Onde tem reclamação, tem energia de mudança. Se a gente (mulheres) não reclamasse, o que seria da gente agora? É porque reclamamos que estamos votando, trabalhando... Então, mulheres, reclamem! Tem uma energia muito potente nas reclamações das mulheres.
Falando sobre o Falas Femininas, qual a importância de um programa como esse passar em rede nacional, alcançando tantas brasileiras?
O Falas Femininas é o megafone de mulheres. Sempre fomos retratadas pelos olhares dos homens. Agora, são as mulheres falando. A Globo deixou que pegasse um texto meu e falasse em rede nacional sobre o meu ponto de vista.
Muitas mulheres vão se identificar. E quando nos identificamos com a fala de outra mulher, nos sentimos abraçadas, porque percebemos que não estamos mais sozinhas. Em uma sociedade que insiste em nos separar, através do riso e da identificação que o riso traz, todas nós vamos estar nos abraçando.
Qual o maior conselho que você daria para uma mulher?

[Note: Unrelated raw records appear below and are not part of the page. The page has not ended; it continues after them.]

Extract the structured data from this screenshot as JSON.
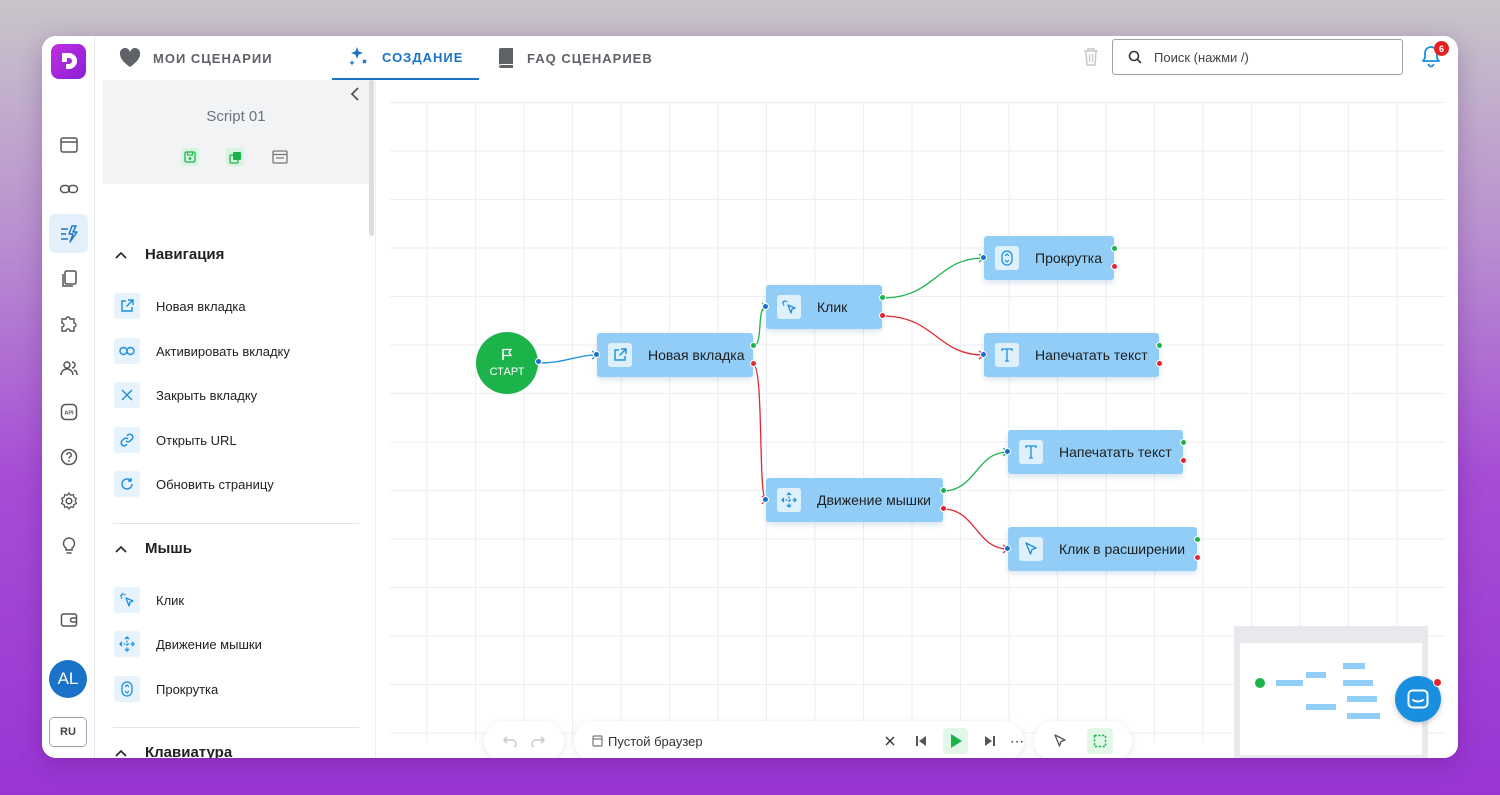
{
  "tabs": [
    {
      "label": "МОИ СЦЕНАРИИ",
      "icon": "heart-icon"
    },
    {
      "label": "СОЗДАНИЕ",
      "icon": "sparkles-icon"
    },
    {
      "label": "FAQ СЦЕНАРИЕВ",
      "icon": "book-icon"
    }
  ],
  "active_tab": "СОЗДАНИЕ",
  "search": {
    "placeholder": "Поиск (нажми /)"
  },
  "notifications": {
    "count": "6"
  },
  "rail": {
    "items": [
      "browser-icon",
      "link-icon",
      "flow-icon",
      "copy-icon",
      "puzzle-icon",
      "users-icon",
      "api-icon",
      "help-icon",
      "settings-icon",
      "lightbulb-icon",
      "wallet-icon"
    ],
    "active": "flow-icon",
    "avatar": "AL",
    "language": "RU"
  },
  "script": {
    "name": "Script 01"
  },
  "sections": [
    {
      "title": "Навигация",
      "items": [
        {
          "label": "Новая вкладка",
          "icon": "external-link-icon"
        },
        {
          "label": "Активировать вкладку",
          "icon": "link-icon"
        },
        {
          "label": "Закрыть вкладку",
          "icon": "close-icon"
        },
        {
          "label": "Открыть URL",
          "icon": "url-link-icon"
        },
        {
          "label": "Обновить страницу",
          "icon": "refresh-icon"
        }
      ]
    },
    {
      "title": "Мышь",
      "items": [
        {
          "label": "Клик",
          "icon": "click-icon"
        },
        {
          "label": "Движение мышки",
          "icon": "move-icon"
        },
        {
          "label": "Прокрутка",
          "icon": "scroll-icon"
        }
      ]
    },
    {
      "title": "Клавиатура",
      "items": []
    }
  ],
  "flow": {
    "start_label": "СТАРТ",
    "nodes": [
      {
        "id": "new_tab",
        "label": "Новая вкладка",
        "icon": "external-link-icon"
      },
      {
        "id": "click",
        "label": "Клик",
        "icon": "click-icon"
      },
      {
        "id": "scroll",
        "label": "Прокрутка",
        "icon": "scroll-icon"
      },
      {
        "id": "type1",
        "label": "Напечатать текст",
        "icon": "text-icon"
      },
      {
        "id": "mouse_move",
        "label": "Движение мышки",
        "icon": "move-icon"
      },
      {
        "id": "type2",
        "label": "Напечатать текст",
        "icon": "text-icon"
      },
      {
        "id": "ext_click",
        "label": "Клик в расширении",
        "icon": "cursor-icon"
      }
    ],
    "edges": [
      {
        "from": "start",
        "to": "new_tab",
        "type": "flow"
      },
      {
        "from": "new_tab",
        "to": "click",
        "type": "success"
      },
      {
        "from": "new_tab",
        "to": "mouse_move",
        "type": "error"
      },
      {
        "from": "click",
        "to": "scroll",
        "type": "success"
      },
      {
        "from": "click",
        "to": "type1",
        "type": "error"
      },
      {
        "from": "mouse_move",
        "to": "type2",
        "type": "success"
      },
      {
        "from": "mouse_move",
        "to": "ext_click",
        "type": "error"
      }
    ]
  },
  "toolbar": {
    "browser_label": "Пустой браузер"
  },
  "colors": {
    "accent": "#1a73c8",
    "node": "#91cdf7",
    "success": "#1db34b",
    "error": "#e5252f"
  }
}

A gente vive numa sociedade que está estruturada em nos despotencializar. Então, quando tu estiver em alguma situação e achar que falhou, tu até pode ter falhado, mas é 10% disso que tu acha que falhou. Tira todo o suco da crítica, da culpa cristã, da misoginia, do machismo... E se em algum momento te fizeram acreditar que não és merecedora do amor, estão completamente errados. Não existe ser humano na Terra que não mereça ser amado.
Qual é o seu maior desejo para este 8 de Março?
Que a gente seja livre. Livre para ser quem somos, para criar. A gente é tão criativa, né? Que a gente seja livre para criar coisas novas, não só para sobreviver. A gente gera vida o tempo inteiro (refere-se às atividades desenvolvidas por qualquer mulher, desde que mais simplória).